Louis XIV et les collections d'Antiques

Par Christophe Piccinelli-Dassaud

La fascination pour l’Antiquité est l’un des traits essentiels de la pensée européenne du XVIIe siècle, à laquelle n’échappe évidemment pas Louis XIV, instruit dans la culture classique comme chacun de ses sujets ou des souverains qui lui sont contemporains. Mais cette Antiquité n’est certainement pas celle qui nous est aujourd’hui révélée par l’archéologie, cette science qui en scrute les témoignages les plus directs ; Héritiers des humanistes de la Renaissance, les « Antiquaires » du Grand siècle ne fondent leur érudition que sur l’analyse des textes grecs ou latins parvenus jusqu’à eux et la concordance de ces sources avec les monuments et les œuvres d’art alors connus ! L’Antique, plus que l’Antiquité, est donc vu à travers ce prisme, ce qui ne manque évidemment pas de distordre la réalité archéologique, mais permet en revanche une extraordinaire relecture, une réappropriation du Passé. Ainsi, peu importe l’authenticité de telle sculpture, les restaurations modernes qui la complète, pourvu que son iconographie permette un enseignement savant ou étaye un propos politique.

Si la Couronne n’offre guère d’autre chef-d’œuvre antique à opposer aux grandes collections romaines que la Diane chasseresse offerte par le pape Paul IV à Henri II un siècle plus tôt, c’est en 1665 que Louis XIV cherche à rassembler un ensemble de sculptures antiques digne du roi de France, en acquérant le meilleur de la collection du cardinal Mazarin disparu quatre ans plus tôt, en saisissant celles qui ornait la demeure de Fouquet à Saint-Mandé, en acceptant les legs de son oncle Gaston d’Orléans comme le présent d’une statue par le cardinal Orsini.

Ces quatre acquisitions, la même année, marquent le début d’une véritable captation des antiquités alors disponibles, d’abord concentrées aux Tuileries mais rapidement destinées à satisfaire les besoins du chantier continu de Versailles, puis de ses satellites Marly ou Trianon : les comptes des Bâtiments du Roi révèlent l’acquisition de 13 bustes en 1670, de 14 en 1672 et de 157 marbres l’année suivante ; 303 caisses emplies de marbres quittent Rome en 1679, 177 statues en 1682 et 14 un an plus tard ; 48 statues, 36 bustes et 13 vases en 1684 ! Les chiffres diminuent peu à peu avec l’achèvement du décor de Versailles, mais aussi d’une opinion romaine de plus en plus hostile à ce pillage de son patrimoine. En dépit de cette opposition, l’achat en 1685 auprès du prince Savelli du Cincinnatus et du Germanicus qui se trouvaient dans sa villa Montalto à Rome démontre la toute-puissance de Louis XIV sur le souverain pontife lui-même !

En 1680, trois statues sont acheminées depuis le comptoir de Smyrne placé sous la protection du roi de France, lui ouvrant d’autres sources d’approvisionnement que la péninsule italienne. De même, les plus belles sculptures découvertes dans le royaume même sont, elles aussi, destinées à rejoindre Versailles : en 1683 un buste de Junon et un torse colossal de Jupiter quittent le palais Granvelle à Besançon ; un Sénateur est envoyé l’année suivante depuis Langres ; en 1685, le conseil de la ville d’Arles espère rentrer dans les bonnes grâces du roi en lui offrant une statue que les restaurations de Girardon achèveront d’identifier comme une Vénus.

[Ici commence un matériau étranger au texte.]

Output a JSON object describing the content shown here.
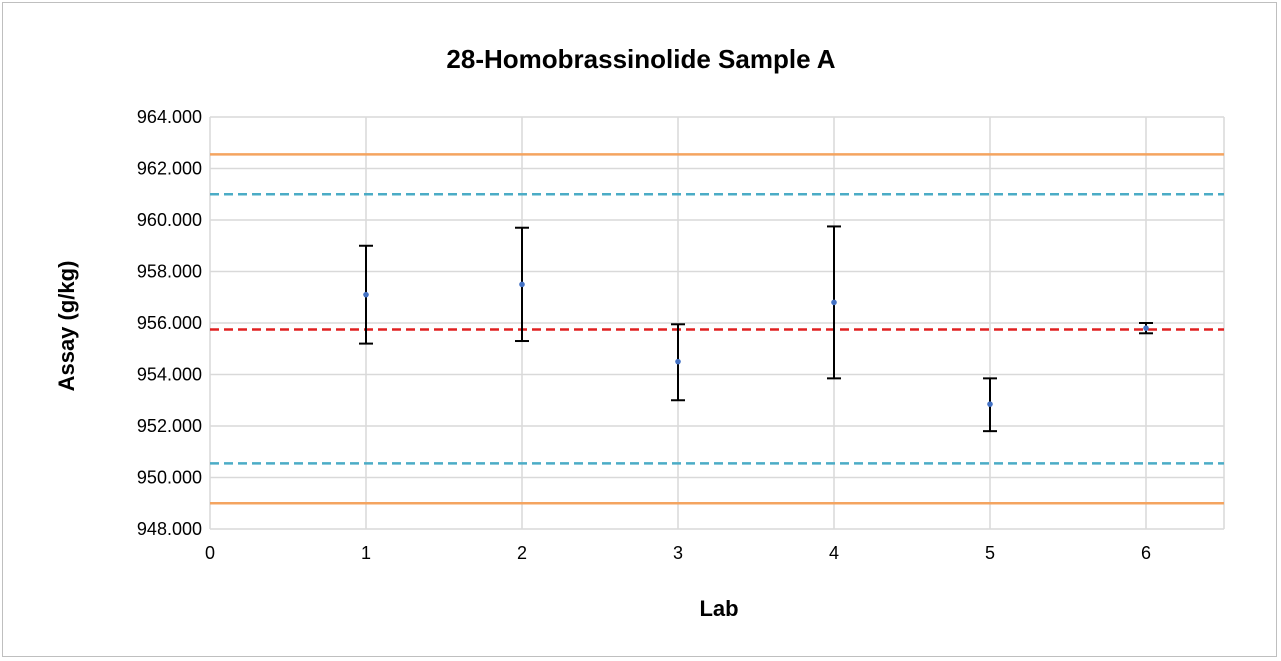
{
  "chart_data": {
    "type": "scatter",
    "title": "28-Homobrassinolide Sample A",
    "xlabel": "Lab",
    "ylabel": "Assay (g/kg)",
    "xlim": [
      0,
      6.5
    ],
    "ylim": [
      948,
      964
    ],
    "x_ticks": [
      0,
      1,
      2,
      3,
      4,
      5,
      6
    ],
    "x_tick_labels": [
      "0",
      "1",
      "2",
      "3",
      "4",
      "5",
      "6"
    ],
    "y_ticks": [
      948,
      950,
      952,
      954,
      956,
      958,
      960,
      962,
      964
    ],
    "y_tick_labels": [
      "948.000",
      "950.000",
      "952.000",
      "954.000",
      "956.000",
      "958.000",
      "960.000",
      "962.000",
      "964.000"
    ],
    "grid": true,
    "series": [
      {
        "type": "scatter_errorbar",
        "color": "#4472c4",
        "error_color": "#000000",
        "points": [
          {
            "x": 1,
            "y": 957.1,
            "low": 955.2,
            "high": 959.0
          },
          {
            "x": 2,
            "y": 957.5,
            "low": 955.3,
            "high": 959.7
          },
          {
            "x": 3,
            "y": 954.5,
            "low": 953.0,
            "high": 955.95
          },
          {
            "x": 4,
            "y": 956.8,
            "low": 953.85,
            "high": 959.75
          },
          {
            "x": 5,
            "y": 952.85,
            "low": 951.8,
            "high": 953.85
          },
          {
            "x": 6,
            "y": 955.8,
            "low": 955.6,
            "high": 956.0
          }
        ]
      }
    ],
    "reference_lines": [
      {
        "y": 962.55,
        "style": "solid",
        "color": "#f4a460"
      },
      {
        "y": 961.0,
        "style": "dashed",
        "color": "#4bacc6"
      },
      {
        "y": 955.75,
        "style": "dashed",
        "color": "#e02020"
      },
      {
        "y": 950.55,
        "style": "dashed",
        "color": "#4bacc6"
      },
      {
        "y": 949.0,
        "style": "solid",
        "color": "#f4a460"
      }
    ]
  }
}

Si la grande majorité de ces antiques rejoignent les bosquets ou les niches de la Cour de marbre, beaucoup restent en magasins lorsque leur état n’est pas jugé acceptable. Les plus exceptionnelles sculptures sont rassemblées dans le Grand appartement : elles y témoignent de la puissance du souverain à l’intérieur de son royaume, dans les territoires qu’il contrôle ou de la place qu’occupe la France dans le concert des cours diplomatiques. Lorsqu’en 1712 le prince Albani offrira le Centaure marin enlevant un Silène au roi alors au crépuscule de son règne, Louis XIV fera placer le groupe dans la fontaine sur le palier de l’escalier des Ambassadeurs : Une dernière fois, l’Antique proclamera la gloire du Roi-Soleil au cœur même du décor somptueux de cet espace, le premier que découvrait chaque visiteur ébloui.

Article rédigé par Christophe Piccinelli-Dassaud, Responsable de la régie des œuvres du département des antiquités grecques, étrusques et romaines du Musée du Louvre.